Elle ne voulait pas manquer la sortie, c'était bondé à l'intérieur. Ils se frayèrent un chemin entre les usagers. La rame était beaucoup plus animée, à croire que le soleil commençait déjà à chauffer les têtes. Liam n'arrêtait pas de passer la main dans ses cheveux blonds que sa mère avait coupés le matin même. Il n'était pas très causant, ça ne lui ressemblait pas.
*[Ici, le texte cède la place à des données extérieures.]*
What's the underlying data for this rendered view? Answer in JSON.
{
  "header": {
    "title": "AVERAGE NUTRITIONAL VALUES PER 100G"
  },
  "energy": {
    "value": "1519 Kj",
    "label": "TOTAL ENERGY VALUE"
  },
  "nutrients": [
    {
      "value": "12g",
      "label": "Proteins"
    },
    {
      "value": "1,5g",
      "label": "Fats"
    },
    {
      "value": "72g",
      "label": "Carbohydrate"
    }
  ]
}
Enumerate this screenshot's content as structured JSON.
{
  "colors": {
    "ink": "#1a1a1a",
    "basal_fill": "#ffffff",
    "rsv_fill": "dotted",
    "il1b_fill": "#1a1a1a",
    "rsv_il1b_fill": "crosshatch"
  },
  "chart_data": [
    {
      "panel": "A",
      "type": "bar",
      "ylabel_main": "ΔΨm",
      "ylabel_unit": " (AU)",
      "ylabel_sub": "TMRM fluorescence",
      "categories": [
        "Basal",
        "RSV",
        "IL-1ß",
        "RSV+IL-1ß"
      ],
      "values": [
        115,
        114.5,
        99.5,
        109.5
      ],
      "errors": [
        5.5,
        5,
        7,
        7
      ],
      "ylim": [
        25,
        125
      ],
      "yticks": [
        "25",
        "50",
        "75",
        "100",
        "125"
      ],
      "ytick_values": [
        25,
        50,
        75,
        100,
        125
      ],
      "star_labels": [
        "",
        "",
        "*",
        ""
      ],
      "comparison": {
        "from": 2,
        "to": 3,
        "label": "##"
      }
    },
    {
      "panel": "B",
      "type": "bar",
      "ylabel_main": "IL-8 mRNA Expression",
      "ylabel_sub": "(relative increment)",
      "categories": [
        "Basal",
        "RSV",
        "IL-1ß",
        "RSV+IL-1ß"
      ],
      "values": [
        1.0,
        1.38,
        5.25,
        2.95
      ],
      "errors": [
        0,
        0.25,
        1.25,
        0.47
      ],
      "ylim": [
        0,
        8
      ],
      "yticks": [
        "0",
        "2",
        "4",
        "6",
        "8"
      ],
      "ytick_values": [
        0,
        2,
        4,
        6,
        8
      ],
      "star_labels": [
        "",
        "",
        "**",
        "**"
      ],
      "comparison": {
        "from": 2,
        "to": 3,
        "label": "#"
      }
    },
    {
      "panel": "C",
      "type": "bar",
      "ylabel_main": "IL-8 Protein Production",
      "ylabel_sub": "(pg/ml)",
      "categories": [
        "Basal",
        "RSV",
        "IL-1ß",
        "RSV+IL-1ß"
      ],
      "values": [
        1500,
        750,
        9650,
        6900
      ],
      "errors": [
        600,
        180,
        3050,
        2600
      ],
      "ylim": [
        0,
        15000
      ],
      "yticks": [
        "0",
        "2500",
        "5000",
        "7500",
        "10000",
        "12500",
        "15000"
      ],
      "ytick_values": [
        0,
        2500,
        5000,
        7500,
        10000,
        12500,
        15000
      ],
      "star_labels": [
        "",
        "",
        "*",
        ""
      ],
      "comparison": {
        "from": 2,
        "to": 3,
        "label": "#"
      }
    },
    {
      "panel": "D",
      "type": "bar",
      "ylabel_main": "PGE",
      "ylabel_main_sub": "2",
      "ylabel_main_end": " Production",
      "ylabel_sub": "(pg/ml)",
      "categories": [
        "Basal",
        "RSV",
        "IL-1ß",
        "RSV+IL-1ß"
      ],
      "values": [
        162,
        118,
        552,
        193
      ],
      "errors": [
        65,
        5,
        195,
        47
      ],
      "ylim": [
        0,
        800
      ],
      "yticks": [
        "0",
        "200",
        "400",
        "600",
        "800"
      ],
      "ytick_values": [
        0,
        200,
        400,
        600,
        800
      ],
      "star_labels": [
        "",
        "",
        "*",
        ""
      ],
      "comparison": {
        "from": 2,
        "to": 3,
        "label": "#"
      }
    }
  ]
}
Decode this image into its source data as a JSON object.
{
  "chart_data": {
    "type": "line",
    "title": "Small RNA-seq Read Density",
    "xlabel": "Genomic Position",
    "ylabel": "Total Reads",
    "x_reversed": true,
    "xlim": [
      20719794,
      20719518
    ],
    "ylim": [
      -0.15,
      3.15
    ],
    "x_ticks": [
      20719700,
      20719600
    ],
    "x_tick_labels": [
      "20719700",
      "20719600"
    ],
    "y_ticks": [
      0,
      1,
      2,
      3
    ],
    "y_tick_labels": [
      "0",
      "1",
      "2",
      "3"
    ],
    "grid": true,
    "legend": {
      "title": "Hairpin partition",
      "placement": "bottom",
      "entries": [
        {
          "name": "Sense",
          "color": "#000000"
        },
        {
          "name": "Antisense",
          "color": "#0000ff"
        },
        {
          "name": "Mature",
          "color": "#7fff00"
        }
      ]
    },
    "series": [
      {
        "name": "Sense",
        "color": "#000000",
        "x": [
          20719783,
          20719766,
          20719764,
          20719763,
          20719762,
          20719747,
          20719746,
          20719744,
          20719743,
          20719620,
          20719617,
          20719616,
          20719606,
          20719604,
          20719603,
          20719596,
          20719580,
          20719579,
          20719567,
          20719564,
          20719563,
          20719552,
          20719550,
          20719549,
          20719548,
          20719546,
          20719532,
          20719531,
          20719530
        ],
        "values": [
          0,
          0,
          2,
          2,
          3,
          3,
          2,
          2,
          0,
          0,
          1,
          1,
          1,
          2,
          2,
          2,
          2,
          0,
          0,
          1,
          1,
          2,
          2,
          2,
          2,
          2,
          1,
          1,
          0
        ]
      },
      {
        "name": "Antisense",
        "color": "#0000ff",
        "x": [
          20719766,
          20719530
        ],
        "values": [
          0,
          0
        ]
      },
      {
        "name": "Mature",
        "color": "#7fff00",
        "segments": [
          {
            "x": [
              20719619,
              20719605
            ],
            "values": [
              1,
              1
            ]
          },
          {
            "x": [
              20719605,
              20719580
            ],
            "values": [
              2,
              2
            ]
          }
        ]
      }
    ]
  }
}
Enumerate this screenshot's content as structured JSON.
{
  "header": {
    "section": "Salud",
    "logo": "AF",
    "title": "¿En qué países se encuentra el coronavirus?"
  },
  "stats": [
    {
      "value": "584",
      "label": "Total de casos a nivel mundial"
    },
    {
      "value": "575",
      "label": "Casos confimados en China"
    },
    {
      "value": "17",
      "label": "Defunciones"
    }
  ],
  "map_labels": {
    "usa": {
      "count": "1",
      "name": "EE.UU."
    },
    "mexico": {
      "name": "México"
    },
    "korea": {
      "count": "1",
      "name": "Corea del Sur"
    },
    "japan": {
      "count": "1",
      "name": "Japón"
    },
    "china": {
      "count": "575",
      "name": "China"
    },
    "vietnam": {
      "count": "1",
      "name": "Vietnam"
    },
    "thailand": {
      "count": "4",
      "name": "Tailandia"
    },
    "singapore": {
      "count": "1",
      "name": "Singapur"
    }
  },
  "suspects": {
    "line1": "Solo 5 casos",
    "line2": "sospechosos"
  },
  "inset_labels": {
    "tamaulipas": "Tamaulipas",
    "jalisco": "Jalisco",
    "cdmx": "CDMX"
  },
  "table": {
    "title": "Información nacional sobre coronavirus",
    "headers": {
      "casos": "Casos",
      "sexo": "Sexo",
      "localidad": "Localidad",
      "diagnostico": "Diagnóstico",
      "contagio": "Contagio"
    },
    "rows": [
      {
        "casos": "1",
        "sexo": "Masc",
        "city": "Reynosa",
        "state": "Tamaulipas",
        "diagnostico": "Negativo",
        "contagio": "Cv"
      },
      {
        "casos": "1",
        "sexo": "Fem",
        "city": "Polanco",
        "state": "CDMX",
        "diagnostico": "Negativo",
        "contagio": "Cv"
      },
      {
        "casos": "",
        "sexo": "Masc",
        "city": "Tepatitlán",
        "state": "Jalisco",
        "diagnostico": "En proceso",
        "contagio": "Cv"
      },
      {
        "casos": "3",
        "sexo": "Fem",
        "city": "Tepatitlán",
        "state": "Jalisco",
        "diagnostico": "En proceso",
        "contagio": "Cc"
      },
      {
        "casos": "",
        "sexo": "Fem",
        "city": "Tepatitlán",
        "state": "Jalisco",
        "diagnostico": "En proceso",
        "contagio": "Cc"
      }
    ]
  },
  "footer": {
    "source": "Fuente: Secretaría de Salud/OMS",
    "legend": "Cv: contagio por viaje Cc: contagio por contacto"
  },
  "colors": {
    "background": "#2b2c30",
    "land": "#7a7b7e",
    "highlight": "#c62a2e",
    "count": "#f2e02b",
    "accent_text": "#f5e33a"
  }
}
Mais Millie était toute aussi anxieuse de commencer sa rentrée.

Enfin, ils lurent le nom de la station sur le quai où ils descendaient.

– Vas-y ! ordonna Liam pour empêcher d'être bloqué par ceux qui voulaient monter.

Millie reconnut parfaitement le couloir qui menait à la surface, dans la longue avenue qui rejoignait l'établissement. Elle avait déjà fait le trajet avec son père, pour la reconnaissance des lieux et pour déposer les derniers éléments de son dossier d'inscription. C'était au tout début de l'été. Elle se disait qu'elle aurait encore le temps avant la rentrée, et pourtant voilà que le jour était arrivé. Elle sentit son estomac se nouer. Allaient-ils se plaire au lycée ?

Derrière eux, quelqu'un les appela :

– Eh ! Vous allez aussi à Sainte-Catherine ?

C'était le jeune homme à la genouillère.

– Ouais, répondit Liam.

– Moi aussi ! Je m'appelle Melvin.

– Moi c'est Millie, et lui c'est mon frère, Liam.

– Vous êtes jumeaux ?

Ils acquiescèrent.

– Cool.

– Si tu le dis...

– Hein ?

– Non, rien.

– Tu t'es blessé ? demanda Liam.

– En essayant de sauver une mère et son bébé, répondit Melvin.

– Ah bon ?

– Mais non, Millie.

Puis, s'adressant à Liam :

– Dis, ta sœur est toujours aussi crédule ? J'ai fait une chute dans les escaliers. Du coup, annulation de mes vacances à la montagne. Enfin, c'est bientôt terminé, le kiné m'a dit que dans une semaine je pourrai l'enlever. D'habitude je ne prends pas le métro, j'adore marcher dans la ville.

Cet échange sympathique avec Melvin eut l'avantage de faire un peu retomber la pression des Poppy. Ils débarqueraient à trois dans l'enceinte du lycée et se sentiraient donc moins seuls. Cette première rencontre était un bon présage.

Millie espérait même qu'il serait dans sa classe. Son attitude dégageait quelque chose de rassurant. Il était différent des collégiens à qui elle avait eu affaire, elle devinait une certaine maturité pour son âge.

Pendant les derniers mètres, ils dirent de quel collège ils venaient et où ils habitaient. Puis la clameur des lycéens attira leur attention alors qu'ils arrivaient aux portes du lycée Sainte-Catherine.